I have next query to RedShift:

SELECT contributor_user_id,
            device_id_source,
            device_os,
            device_model,
            device_design,
            device_serial,
            device_carrier,
            device_os_version,
            device_manufacturer,
            device_current_app_build,
            device_current_app_version
    FROM all_values
    WHERE all_values.device_id_source :: VARCHAR NOT IN (SELECT device_id_source FROM table WHERE device_id_source IS NOT NULL)
            AND all_values.device_os :: VARCHAR NOT IN (SELECT device_os FROM table WHERE device_os IS NOT NULL)
            AND all_values.device_model :: VARCHAR NOT IN (SELECT device_os FROM table WHERE device_model IS NOT NULL)
            AND all_values.device_design :: VARCHAR NOT IN (SELECT device_os FROM table WHERE device_design IS NOT NULL)
            AND all_values.device_serial :: VARCHAR NOT IN (SELECT device_os FROM table WHERE device_serial IS NOT NULL)
            AND all_values.device_carrier :: VARCHAR NOT IN (SELECT device_os FROM table WHERE device_carrier IS NOT NULL)
            AND all_values.device_os_version :: VARCHAR NOT IN (SELECT device_os FROM table WHERE device_os_version IS NOT NULL)
            AND all_values.device_manufacturer :: VARCHAR NOT IN (SELECT device_os FROM table WHERE device_manufacturer IS NOT NULL)
            AND all_values.device_current_app_build :: VARCHAR NOT IN (SELECT device_os FROM table WHERE device_current_app_build IS NOT NULL)
            AND all_values.device_current_app_version :: VARCHAR NOT IN (SELECT device_os FROM table WHERE device_current_app_version IS NOT NULL)
  )

As I know, WHERE IN (SELECT) works slowly than "JOIN" and there are many identical requests in subquery and I think that it's not good. But I'm newbie in SQL and I don't know how I can rewrite the code above with JOIN. Could you help me with knowledge?

Thnx!

CodePudding user response：

At the least, make the subqueries select distinct device_os.

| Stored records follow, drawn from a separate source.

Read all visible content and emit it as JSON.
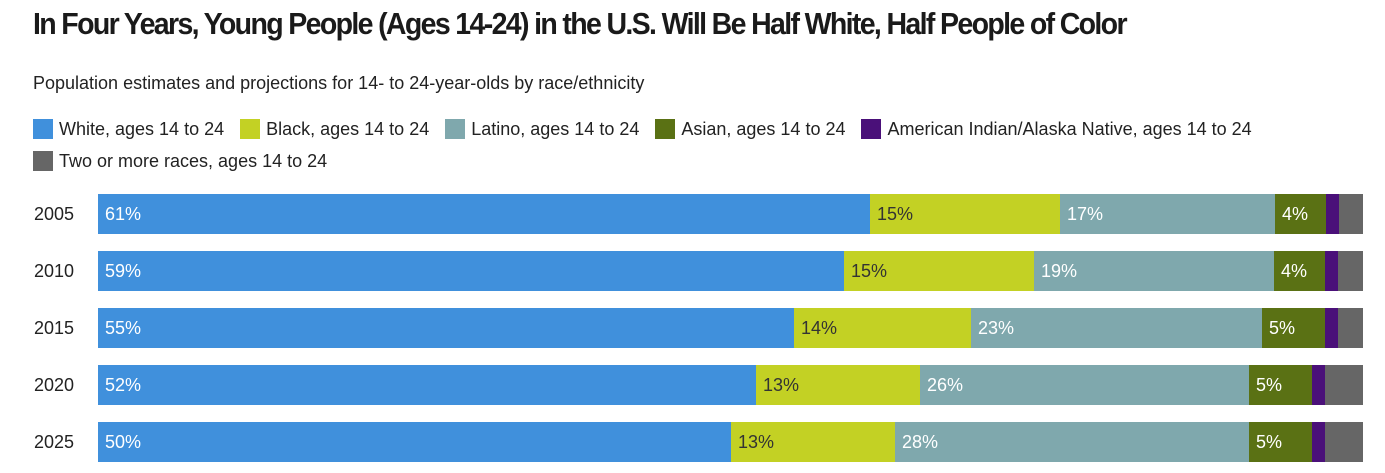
{
  "title": "In Four Years, Young People (Ages 14-24) in the U.S. Will Be Half White, Half People of Color",
  "subtitle": "Population estimates and projections for 14- to 24-year-olds by race/ethnicity",
  "colors": {
    "white": "#4090dc",
    "black": "#c3d124",
    "latino": "#7fa8ad",
    "asian": "#5a7114",
    "aian": "#4a1079",
    "two_or_more": "#666666"
  },
  "chart_data": {
    "type": "bar",
    "orientation": "horizontal",
    "stacked": true,
    "title": "In Four Years, Young People (Ages 14-24) in the U.S. Will Be Half White, Half People of Color",
    "subtitle": "Population estimates and projections for 14- to 24-year-olds by race/ethnicity",
    "categories": [
      "2005",
      "2010",
      "2015",
      "2020",
      "2025"
    ],
    "legend_position": "top",
    "xlim": [
      0,
      100
    ],
    "series": [
      {
        "name": "White, ages 14 to 24",
        "key": "white",
        "values": [
          61,
          59,
          55,
          52,
          50
        ],
        "labels": [
          "61%",
          "59%",
          "55%",
          "52%",
          "50%"
        ]
      },
      {
        "name": "Black, ages 14 to 24",
        "key": "black",
        "values": [
          15,
          15,
          14,
          13,
          13
        ],
        "labels": [
          "15%",
          "15%",
          "14%",
          "13%",
          "13%"
        ]
      },
      {
        "name": "Latino, ages 14 to 24",
        "key": "latino",
        "values": [
          17,
          19,
          23,
          26,
          28
        ],
        "labels": [
          "17%",
          "19%",
          "23%",
          "26%",
          "28%"
        ]
      },
      {
        "name": "Asian, ages 14 to 24",
        "key": "asian",
        "values": [
          4,
          4,
          5,
          5,
          5
        ],
        "labels": [
          "4%",
          "4%",
          "5%",
          "5%",
          "5%"
        ]
      },
      {
        "name": "American Indian/Alaska Native, ages 14 to 24",
        "key": "aian",
        "values": [
          1,
          1,
          1,
          1,
          1
        ],
        "labels": [
          "",
          "",
          "",
          "",
          ""
        ]
      },
      {
        "name": "Two or more races, ages 14 to 24",
        "key": "two_or_more",
        "values": [
          2,
          2,
          2,
          3,
          3
        ],
        "labels": [
          "",
          "",
          "",
          "",
          ""
        ]
      }
    ]
  }
}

CodePudding user response：

The "WHERE NOT IN (SELECT ..." can be very expensive as the list can be very long and take a lot of comparisons to determine if the value is not in the list. A somewhat less expensive way to do this is with "WHERE NOT EXISTS (SELECT ..." which is more of a JOIN structure internally but still may not be fast enough for your case.

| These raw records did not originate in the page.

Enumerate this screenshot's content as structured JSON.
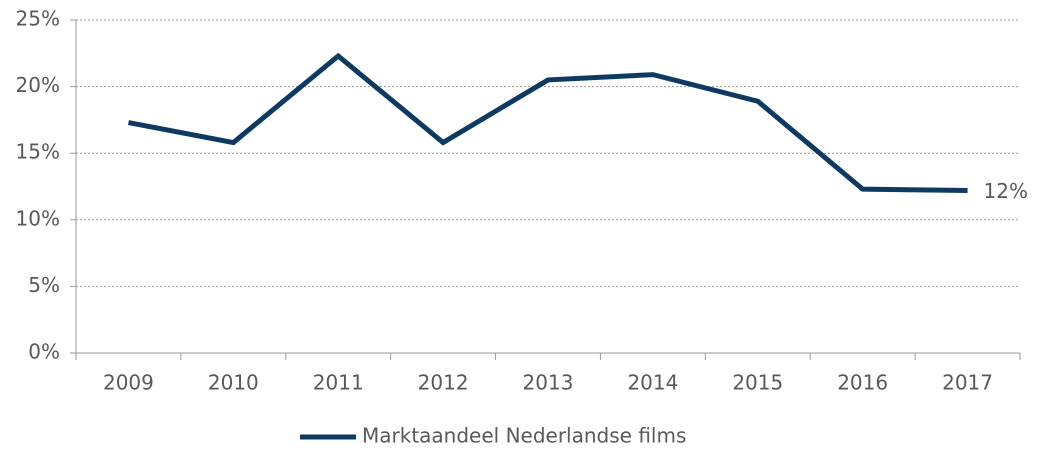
{
  "chart_data": {
    "type": "line",
    "categories": [
      "2009",
      "2010",
      "2011",
      "2012",
      "2013",
      "2014",
      "2015",
      "2016",
      "2017"
    ],
    "series": [
      {
        "name": "Marktaandeel Nederlandse films",
        "color": "#0e3a62",
        "values": [
          17.3,
          15.8,
          22.3,
          15.8,
          20.5,
          20.9,
          18.9,
          12.3,
          12.2
        ],
        "value_labels": [
          null,
          null,
          null,
          null,
          null,
          null,
          null,
          null,
          "12%"
        ]
      }
    ],
    "ylim": [
      0,
      25
    ],
    "yticks": [
      {
        "value": 0,
        "label": "0%"
      },
      {
        "value": 5,
        "label": "5%"
      },
      {
        "value": 10,
        "label": "10%"
      },
      {
        "value": 15,
        "label": "15%"
      },
      {
        "value": 20,
        "label": "20%"
      },
      {
        "value": 25,
        "label": "25%"
      }
    ],
    "grid": true,
    "legend": "bottom"
  }
}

Note these are just guesses based on your SQL and past experience. Given how simple the rest of the query looks it is a good bet. You may still want to look at the EXPLAIN plan for the query and see where the cost is increasing the most.

The best answer is to rethink this query and remove the negative logic. If I'm reading this right you want to find all the rows in contributor_user_id where the corresponding column value in "table" for ANY of the listed columns are NULL. To do this you are performing a subtraction algorithm using "WHERE NOT IN". I don't know your data model so I'm not sure if this logic is not correct.

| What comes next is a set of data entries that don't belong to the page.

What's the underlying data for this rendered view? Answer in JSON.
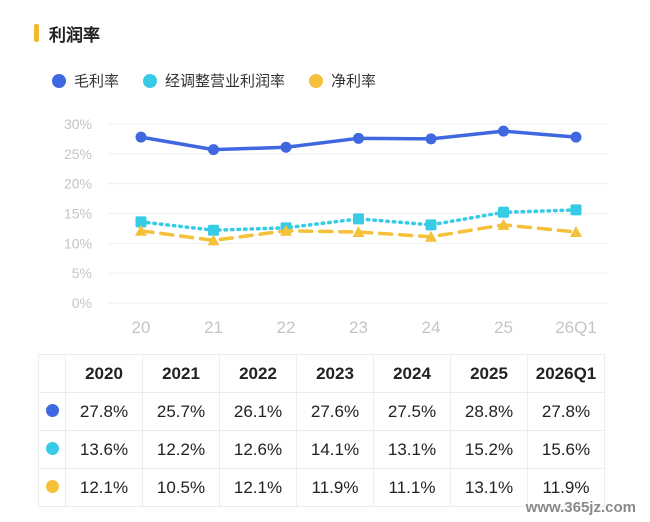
{
  "title": "利润率",
  "colors": {
    "gross": "#3f68e0",
    "adjusted": "#38cbe6",
    "net": "#f5c13a",
    "accent": "#f5b731"
  },
  "chart_data": {
    "type": "line",
    "categories": [
      "20",
      "21",
      "22",
      "23",
      "24",
      "25",
      "26Q1"
    ],
    "y_ticks": [
      "30%",
      "25%",
      "20%",
      "15%",
      "10%",
      "5%",
      "0%"
    ],
    "ylim": [
      0,
      30
    ],
    "grid": true,
    "legend_position": "top-left",
    "series": [
      {
        "name": "毛利率",
        "values": [
          27.8,
          25.7,
          26.1,
          27.6,
          27.5,
          28.8,
          27.8
        ],
        "marker": "circle",
        "style": "solid"
      },
      {
        "name": "经调整营业利润率",
        "values": [
          13.6,
          12.2,
          12.6,
          14.1,
          13.1,
          15.2,
          15.6
        ],
        "marker": "square",
        "style": "dotted"
      },
      {
        "name": "净利率",
        "values": [
          12.1,
          10.5,
          12.1,
          11.9,
          11.1,
          13.1,
          11.9
        ],
        "marker": "triangle",
        "style": "dashed"
      }
    ]
  },
  "table": {
    "headers": [
      "2020",
      "2021",
      "2022",
      "2023",
      "2024",
      "2025",
      "2026Q1"
    ],
    "rows": [
      [
        "27.8%",
        "25.7%",
        "26.1%",
        "27.6%",
        "27.5%",
        "28.8%",
        "27.8%"
      ],
      [
        "13.6%",
        "12.2%",
        "12.6%",
        "14.1%",
        "13.1%",
        "15.2%",
        "15.6%"
      ],
      [
        "12.1%",
        "10.5%",
        "12.1%",
        "11.9%",
        "11.1%",
        "13.1%",
        "11.9%"
      ]
    ]
  },
  "watermark": "www.365jz.com"
}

The difficulty here is that I don't know your data and data-model. The query will flag any row that any column being NULL in "table" but only if there are no repeats of device_os in "table". For example one row in "table" with NULL for device_model but is not NULL for device_design in another row and has the same device_os value will not be flagged. It all depends on what the legal patterns are in your data. Are multiple rows with the same device_os legal in your data?

A better way is to make this into an additive algorithm which may greatly reduce the work needed to get the desired answer. Not understanding the data and the desired logic it is impossible for me to propose a solution. Example data and expected results would help in making a different solution proposal.